Vetlight 03-12-2012 16:30 - E-Mail an User
Fruchtbarkeit
Servus Landwirte!
Als Tierarzt würde mich interessieren, wie Ihr die Fruchtbarkeit eurer Kuhherde kontrolliert und welche Probleme im Zusammenhang Fruchtbarkeit so auftreten.
http://www.vetlight.info/frucht.php

Viele Grüße
Erich Leitgeb


Hausruckviertler antwortet um 03-12-2012 19:04 auf diesen Beitrag - E-Mail an User
Fruchtbarkeit
Im Laufstall ist die Brunstkontrolle relativ einfach. Die Kontrolle der Fruchtbarkeit ergibt sich automatisch durch die Zahl der Besamungen pro Kuh.
Probleme gibt es in unserem Betrieb meist nur durch Zysten, hoffen aber auch das durch vermehrte Energiezufuhr in der Zeit vor, während und nach der Geburt, in den Griff zu bekommen. Eventuell könnte Phosphormangel eine Rolle spielen, da wir im Futter einen Mangel daran haben. Auf alle Fälle sind die Kühe wieder etwas vitaler seit wir wieder eine phosphorreiche Mineralstoffmischung füttern.

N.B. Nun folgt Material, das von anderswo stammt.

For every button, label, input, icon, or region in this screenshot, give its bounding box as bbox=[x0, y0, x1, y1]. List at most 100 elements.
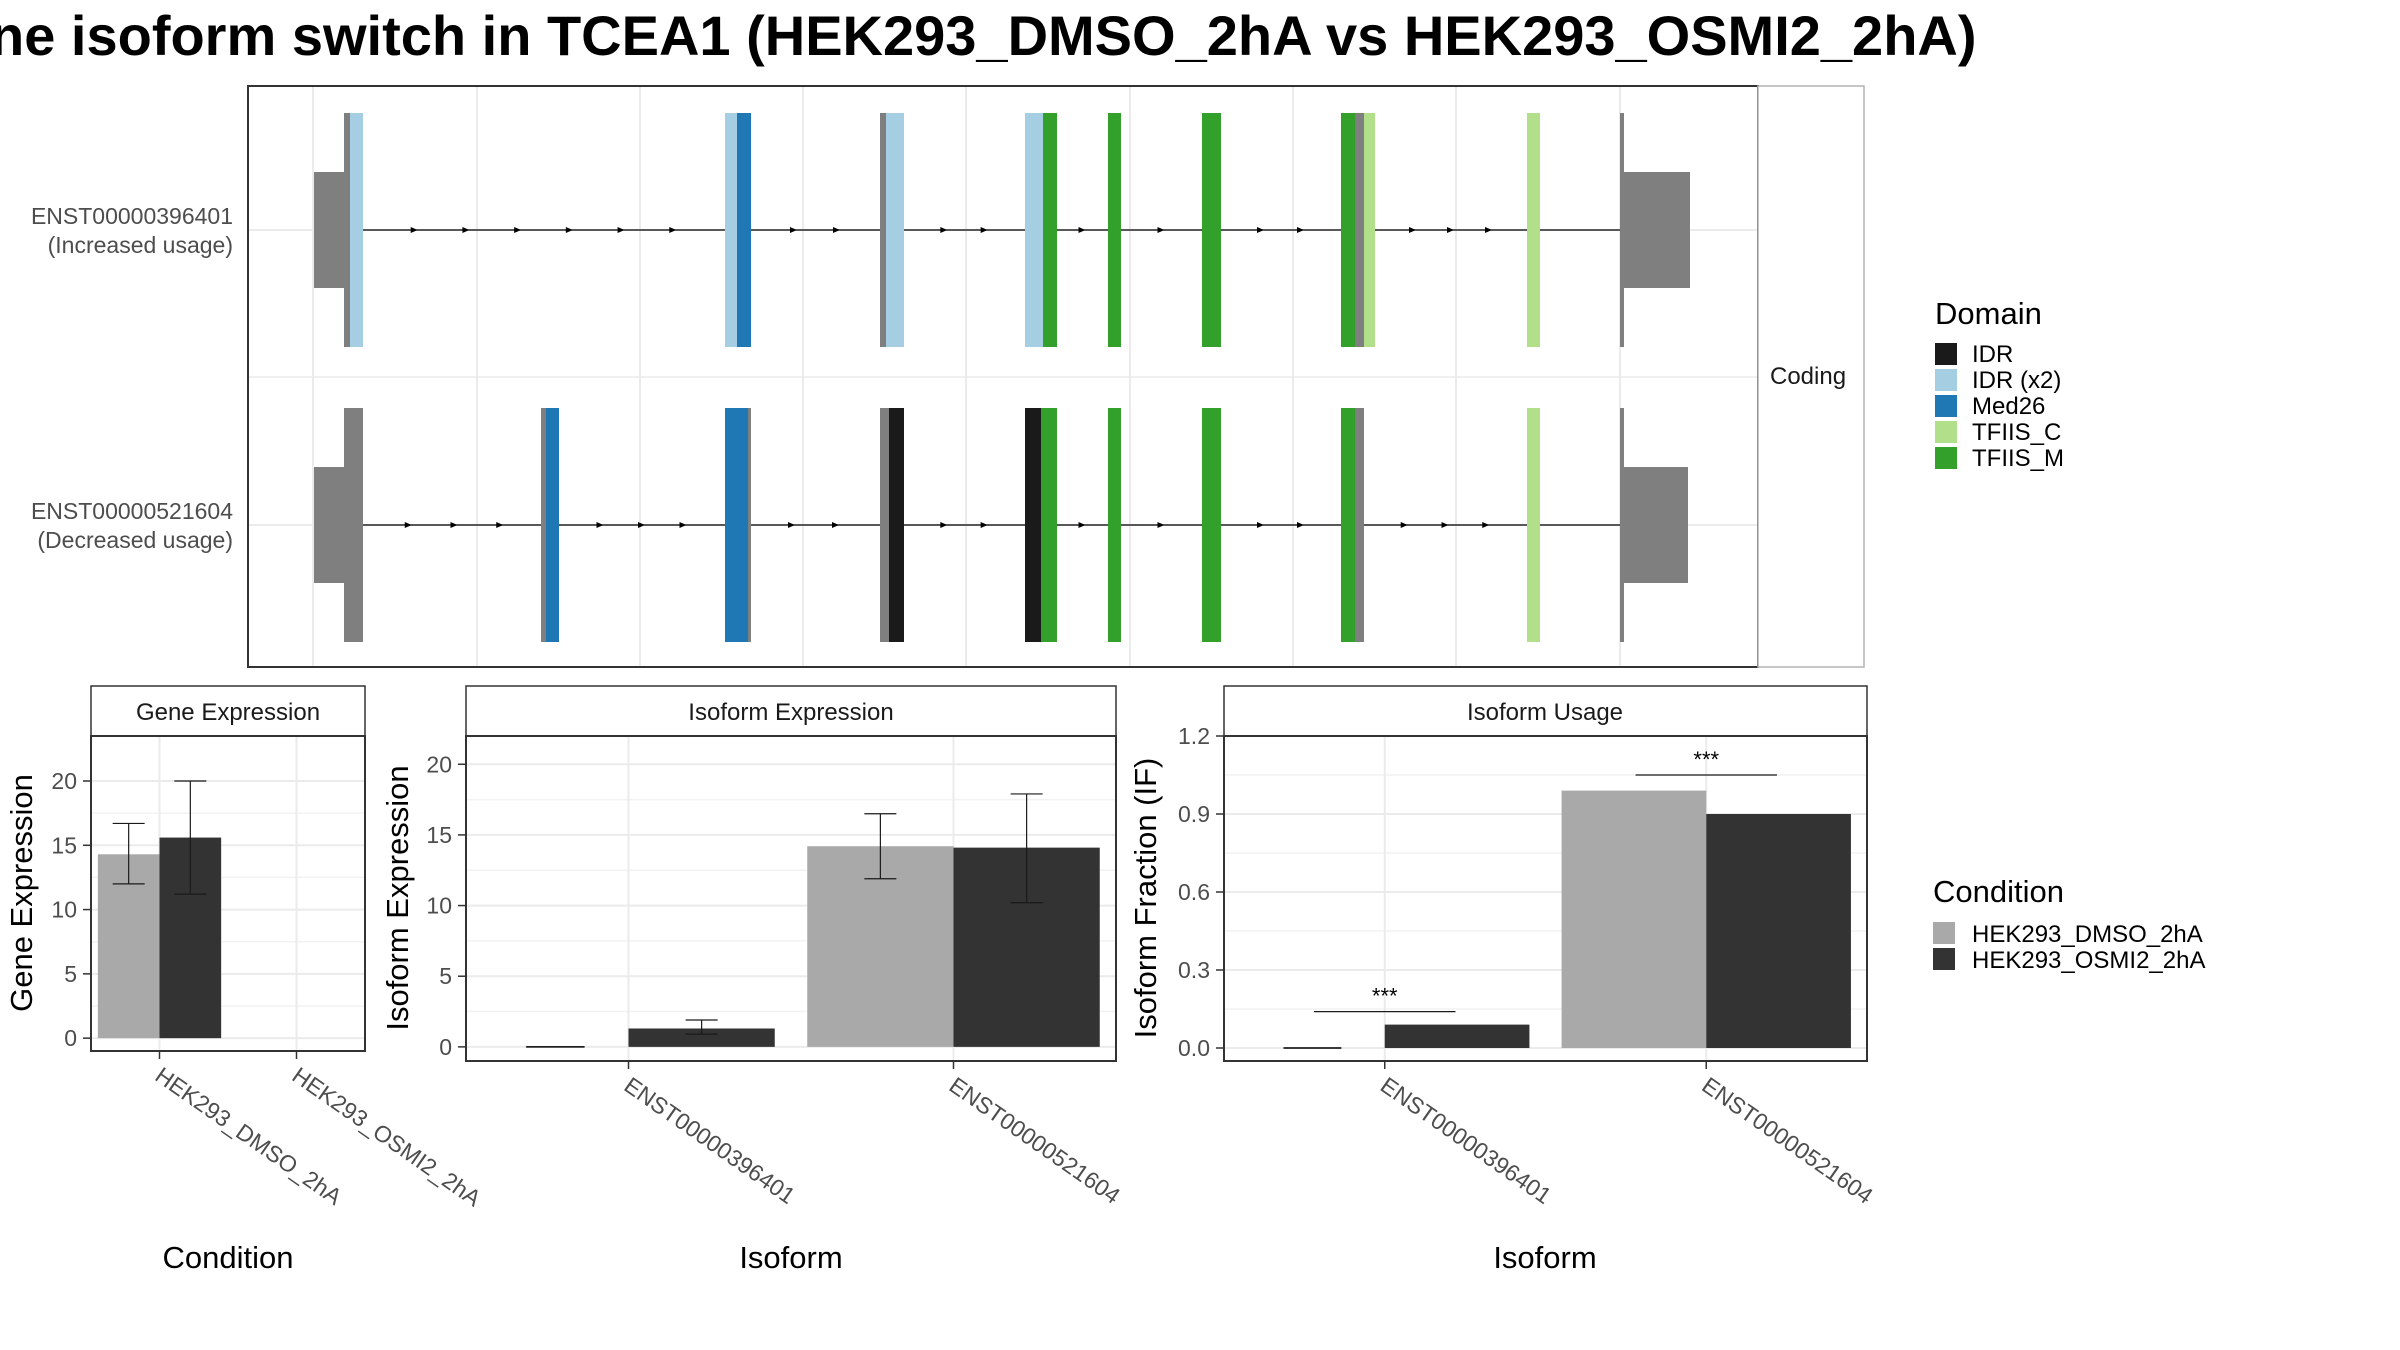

Vetlight antwortet um 03-12-2012 22:31 auf diesen Beitrag - E-Mail an User
Fruchtbarkeit
Servus Hausruckviertler!
Wieviele Kühe werden im Jahr in Deinem Betrieb tragend?
Wie hoch sind die Fettwerte Deiner Kühe am Anfang der Laktation?

Viele Grüße
Erich Leitgeb
Ehemaliger Mühlviertler
www.vetlight.info



Hausruckviertler antwortet um 04-12-2012 11:58 auf diesen Beitrag - E-Mail an User
Fruchtbarkeit
No-Return-Rate 66,7. Zwischenkalbezeit 385 Tage. Fett 4,20%, Eiweiß 3,54%.
Der Fettgehalt nach dem Kalben liegt zwischen 4,5% und z.T. 6,5%. Durchschnitt so ca. 5,0 - 5,5%. Er geht nach ein paar Wochen runter auf ca. unter 4% und steigt dann bis zum Laktationsende wieder kontinuierlich an. Die Werte nach der Geburt werden z.T. erreicht, aber nicht von allen Kühen (10 St.), meist bleiben sie darunter.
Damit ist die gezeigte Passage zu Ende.